@PierU
At the end I can’t really see what may be added in stdlib here (?).
To demonstrate the effect of our toy ‘RAM disk’ I ran the same quantum time-evolution calculation on 16 nodes (4096 cores) of a 768 node cluster with a 20 PB parallel file system, shared by many other users.
With our ‘RAM disk’ enabled and no writing of direct access files, the job took 21 minutes.

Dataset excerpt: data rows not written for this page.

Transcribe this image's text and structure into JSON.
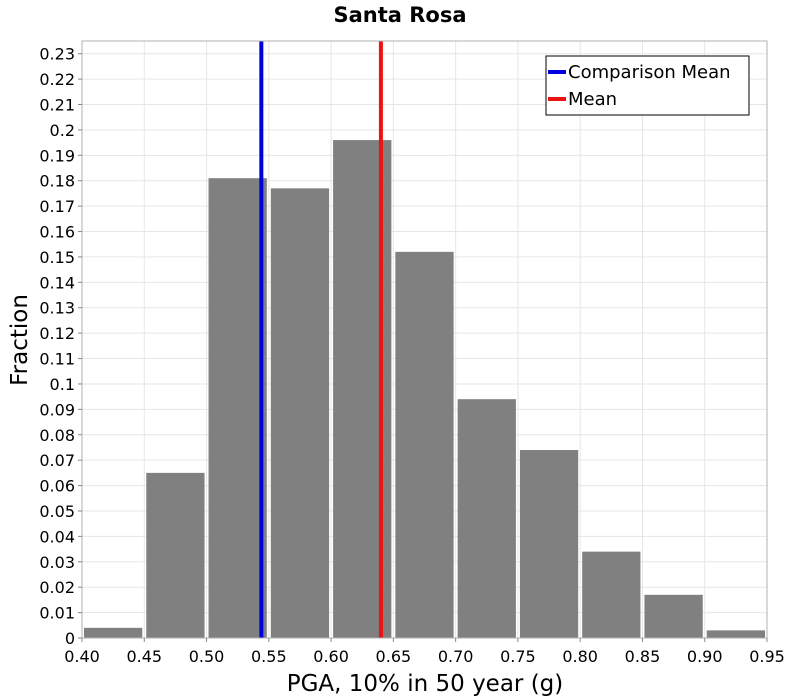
{
  "chart_data": {
    "type": "bar",
    "title": "Santa Rosa",
    "xlabel": "PGA, 10% in 50 year (g)",
    "ylabel": "Fraction",
    "xlim": [
      0.4,
      0.95
    ],
    "ylim": [
      0,
      0.235
    ],
    "grid": true,
    "bin_width": 0.05,
    "x_ticks": [
      "0.40",
      "0.45",
      "0.50",
      "0.55",
      "0.60",
      "0.65",
      "0.70",
      "0.75",
      "0.80",
      "0.85",
      "0.90",
      "0.95"
    ],
    "y_ticks": [
      "0",
      "0.01",
      "0.02",
      "0.03",
      "0.04",
      "0.05",
      "0.06",
      "0.07",
      "0.08",
      "0.09",
      "0.1",
      "0.11",
      "0.12",
      "0.13",
      "0.14",
      "0.15",
      "0.16",
      "0.17",
      "0.18",
      "0.19",
      "0.2",
      "0.21",
      "0.22",
      "0.23"
    ],
    "bins": [
      {
        "start": 0.4,
        "value": 0.004
      },
      {
        "start": 0.45,
        "value": 0.065
      },
      {
        "start": 0.5,
        "value": 0.181
      },
      {
        "start": 0.55,
        "value": 0.177
      },
      {
        "start": 0.6,
        "value": 0.196
      },
      {
        "start": 0.65,
        "value": 0.152
      },
      {
        "start": 0.7,
        "value": 0.094
      },
      {
        "start": 0.75,
        "value": 0.074
      },
      {
        "start": 0.8,
        "value": 0.034
      },
      {
        "start": 0.85,
        "value": 0.017
      },
      {
        "start": 0.9,
        "value": 0.003
      }
    ],
    "bar_color": "#808080",
    "reference_lines": [
      {
        "name": "Comparison Mean",
        "x": 0.544,
        "color": "#0000dd"
      },
      {
        "name": "Mean",
        "x": 0.64,
        "color": "#ee1111"
      }
    ],
    "legend": {
      "placement": "top-right",
      "entries": [
        {
          "label": "Comparison Mean",
          "color": "#0000dd"
        },
        {
          "label": "Mean",
          "color": "#ee1111"
        }
      ]
    }
  }
}
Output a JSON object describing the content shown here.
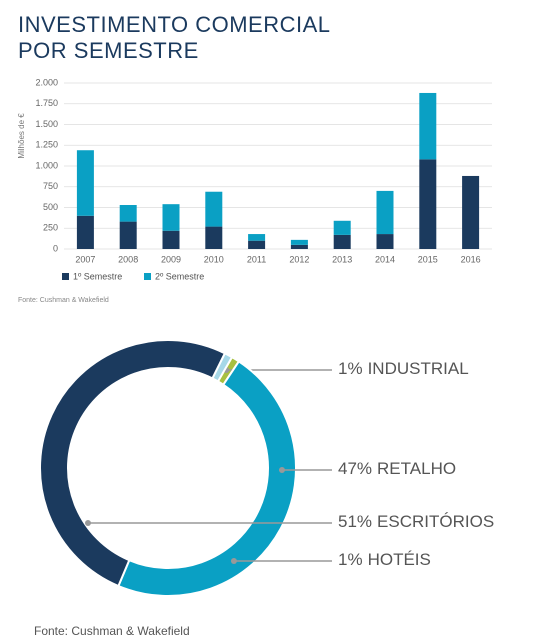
{
  "chart_data": [
    {
      "type": "bar",
      "title": "INVESTIMENTO COMERCIAL POR SEMESTRE",
      "y_label": "Milhões de €",
      "categories": [
        "2007",
        "2008",
        "2009",
        "2010",
        "2011",
        "2012",
        "2013",
        "2014",
        "2015",
        "2016"
      ],
      "series": [
        {
          "name": "1º Semestre",
          "color": "#1b3a5e",
          "values": [
            400,
            330,
            220,
            270,
            100,
            50,
            170,
            180,
            1080,
            880
          ]
        },
        {
          "name": "2º Semestre",
          "color": "#0aa0c4",
          "values": [
            790,
            200,
            320,
            420,
            80,
            60,
            170,
            520,
            800,
            null
          ]
        }
      ],
      "stacked": true,
      "ylim": [
        0,
        2000
      ],
      "yticks": [
        0,
        250,
        500,
        750,
        {
          "value": 1000,
          "label": "1.000"
        },
        {
          "value": 1250,
          "label": "1.250"
        },
        {
          "value": 1500,
          "label": "1.500"
        },
        {
          "value": 1750,
          "label": "1.750"
        },
        {
          "value": 2000,
          "label": "2.000"
        }
      ],
      "grid": true,
      "source": "Fonte: Cushman & Wakefield"
    },
    {
      "type": "pie",
      "donut": true,
      "categories": [
        "INDUSTRIAL",
        "RETALHO",
        "ESCRITÓRIOS",
        "HOTÉIS"
      ],
      "values": [
        1,
        47,
        51,
        1
      ],
      "value_labels": [
        "1%",
        "47%",
        "51%",
        "1%"
      ],
      "colors": [
        "#a8c040",
        "#0aa0c4",
        "#1b3a5e",
        "#a6d8e8"
      ],
      "source": "Fonte: Cushman & Wakefield"
    }
  ]
}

The CPU utilization was over 90%
Without using the ‘RAM disk’ the time was 87 minutes with a CPU utilization of about 40%.
As you can see, the shared file system is a severe bottle-neck for our type of calculation, with CPUs having to wait for data to be written and read.
This feature of a temporary, volatile file system could be made more general-purpose and part of stdlib.
For example, there could be routines like
open_stdlib(50,file='data',form='UNFORMATTED',access='DIRECT',recl=recl)
write_stdlib(50,rec=rec) x,y,z
which, by default, would be just wrappers for the usual open and write statements.
However, you could specify additional options like
open_stdlib(50,file='data',form='UNFORMATTED',access='DIRECT',recl=recl, &
volatile=.true.)
which would then store the data to RAM only. If required, the same data could be written once to the non-volatile file system at the end of the calculation (this is usually what we do).
On a cluster, one could pass the MPI communicator
open_stdlib(50,file='data',form='UNFORMATTED',access='DIRECT',recl=recl, &
volatile=.true.,MPI_Comm=mpi_comm_world)
which would allow data to be read by all nodes. This would require some nifty coding using asynchronous MPI communication.
From our HPC point of view, this would be a great feature.